Ah, okay, that makes more sense. Clown plecos do eat some algae. Mystery snails often eat biofilm (when you see them mouthing on the glass), but they don’t usually the algae itself. They are both lots of fun.😁

Clown plecos (panaqolus maccus) do not get big. The common pleco (hypostomus plecostomus) does. That is why you have to be careful when buying plecos. There are many different species.

Nerite snails are technically from brackish water. They can live in freshwater too, but they can’t breed in freshwater. Nerite snails are some of the best algae eaters out there. They are small and have very little bioload (unlike most other bottom dweller which tend to poop a lot) and they demolish diatoms algae like it’s chocolate cake.
 

Beautiful Beasties

New member
Joined
Aug 13, 2022
Ah, okay, that makes more sense. Clown plecos do eat some algae. Mystery snails often eat biofilm (when you see them mouthing on the glass), but they don’t usually the algae itself. They are both lots of fun.😁

Clown plecos (panaqolus maccus) do not get big. The common pleco (hypostomus plecostomus) does. That is why you have to be careful when buying plecos. There are many different species.

Nerite snails are technically from brackish water. They can live in freshwater too, but they can’t breed in freshwater. Nerite snails are some of the best algae eaters out there. They are small and have very little bioload (unlike most other bottom dweller which tend to poop a lot) and they demolish diatoms algae like it’s chocolate cake.
Awesome. Thank you. I will probably get a few nerites then. I loved my little mystery snails I had. I had them breeding and everything. When I was moving my landlord came in over night to paint 2 days before he was supposed to (so none of my tanks were covered or moved out as planned), killed everything in both my tanks with the paint mist, etc going in them. Haven't had a tank since. After spending hundreds of dollars to get it going and beautiful, that kinda thing kills you. Even had my Betta and others trained to know when I tapped 2 times to come to the top for food. Betta even liked rubbing against my finger. Ugh. Talk about anger.

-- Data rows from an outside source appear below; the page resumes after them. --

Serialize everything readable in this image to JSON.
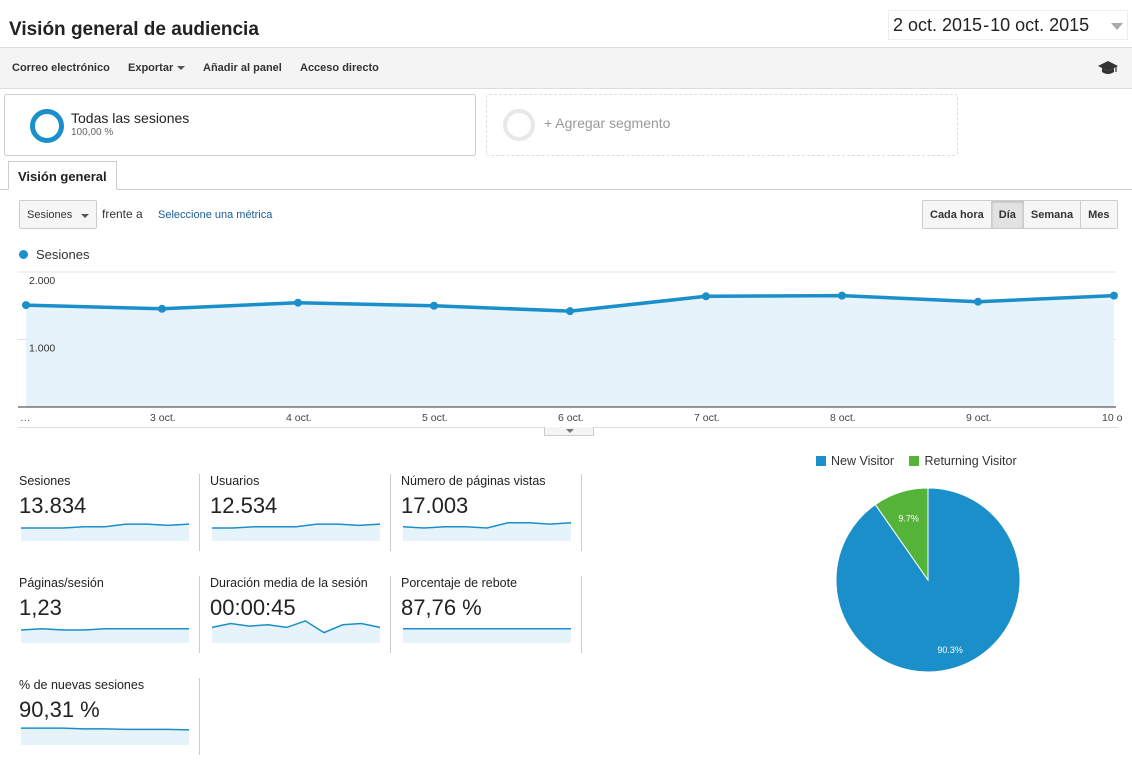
{
  "header": {
    "title": "Visión general de audiencia",
    "date_start": "2 oct. 2015",
    "date_sep": "-",
    "date_end": "10 oct. 2015"
  },
  "toolbar": {
    "email": "Correo electrónico",
    "export": "Exportar",
    "add_dashboard": "Añadir al panel",
    "shortcut": "Acceso directo"
  },
  "segments": {
    "active_name": "Todas las sesiones",
    "active_pct": "100,00 %",
    "add_label": "+ Agregar segmento"
  },
  "tabs": {
    "overview": "Visión general"
  },
  "chart_controls": {
    "metric": "Sesiones",
    "versus": "frente a",
    "select_metric": "Seleccione una métrica",
    "granularity": [
      {
        "label": "Cada hora",
        "active": false
      },
      {
        "label": "Día",
        "active": true
      },
      {
        "label": "Semana",
        "active": false
      },
      {
        "label": "Mes",
        "active": false
      }
    ]
  },
  "colors": {
    "accent": "#1a8fc9",
    "area_fill": "#e6f3fa",
    "pie_new": "#1a8fc9",
    "pie_returning": "#55b339"
  },
  "chart_data": [
    {
      "type": "area",
      "series": [
        {
          "name": "Sesiones",
          "values": [
            1510,
            1455,
            1545,
            1500,
            1420,
            1640,
            1650,
            1560,
            1650
          ]
        }
      ],
      "x_ticks": [
        "…",
        "3 oct.",
        "4 oct.",
        "5 oct.",
        "6 oct.",
        "7 oct.",
        "8 oct.",
        "9 oct.",
        "10 o"
      ],
      "y_ticks": [
        "2.000",
        "1.000"
      ],
      "ylim": [
        0,
        2000
      ],
      "grid": true
    },
    {
      "type": "pie",
      "categories": [
        "New Visitor",
        "Returning Visitor"
      ],
      "values": [
        90.3,
        9.7
      ],
      "labels": [
        "90.3%",
        "9.7%"
      ],
      "legend": "top"
    }
  ],
  "metrics": [
    {
      "name": "Sesiones",
      "value": "13.834",
      "spark": [
        0.5,
        0.5,
        0.5,
        0.45,
        0.45,
        0.35,
        0.35,
        0.4,
        0.35
      ]
    },
    {
      "name": "Usuarios",
      "value": "12.534",
      "spark": [
        0.5,
        0.5,
        0.45,
        0.45,
        0.45,
        0.35,
        0.35,
        0.4,
        0.35
      ]
    },
    {
      "name": "Número de páginas vistas",
      "value": "17.003",
      "spark": [
        0.45,
        0.5,
        0.45,
        0.45,
        0.5,
        0.3,
        0.3,
        0.35,
        0.3
      ]
    },
    {
      "name": "Páginas/sesión",
      "value": "1,23",
      "spark": [
        0.5,
        0.45,
        0.5,
        0.5,
        0.45,
        0.45,
        0.45,
        0.45,
        0.45
      ]
    },
    {
      "name": "Duración media de la sesión",
      "value": "00:00:45",
      "spark": [
        0.4,
        0.25,
        0.35,
        0.3,
        0.4,
        0.15,
        0.6,
        0.3,
        0.25,
        0.4
      ]
    },
    {
      "name": "Porcentaje de rebote",
      "value": "87,76 %",
      "spark": [
        0.45,
        0.45,
        0.45,
        0.45,
        0.45,
        0.45,
        0.45,
        0.45,
        0.45
      ]
    },
    {
      "name": "% de nuevas sesiones",
      "value": "90,31 %",
      "spark": [
        0.35,
        0.35,
        0.35,
        0.38,
        0.38,
        0.4,
        0.4,
        0.4,
        0.42
      ]
    }
  ]
}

And yes I learned the hard way about plecos years ago, that's why I always have a backup larger tank just on case I'm sold something other than what I thought it was. Lol. Usually I'm the one telling the pet shop employee what they've got, male, female, etc though. No boasting, just sadness for their customers. They need training for real. Once had one try to sell me a baby Oscar for my community tank of mollies. Looked at them like they were crazy. (baby Oscars were right next to the community tanks where all those species could coexist. She assumed oscars could too since they were near those tanks) just shows how those places work with training. Many other horror stories about pet shops tho. I appreciate your communication and info. Not always easy to find reliable info on pets.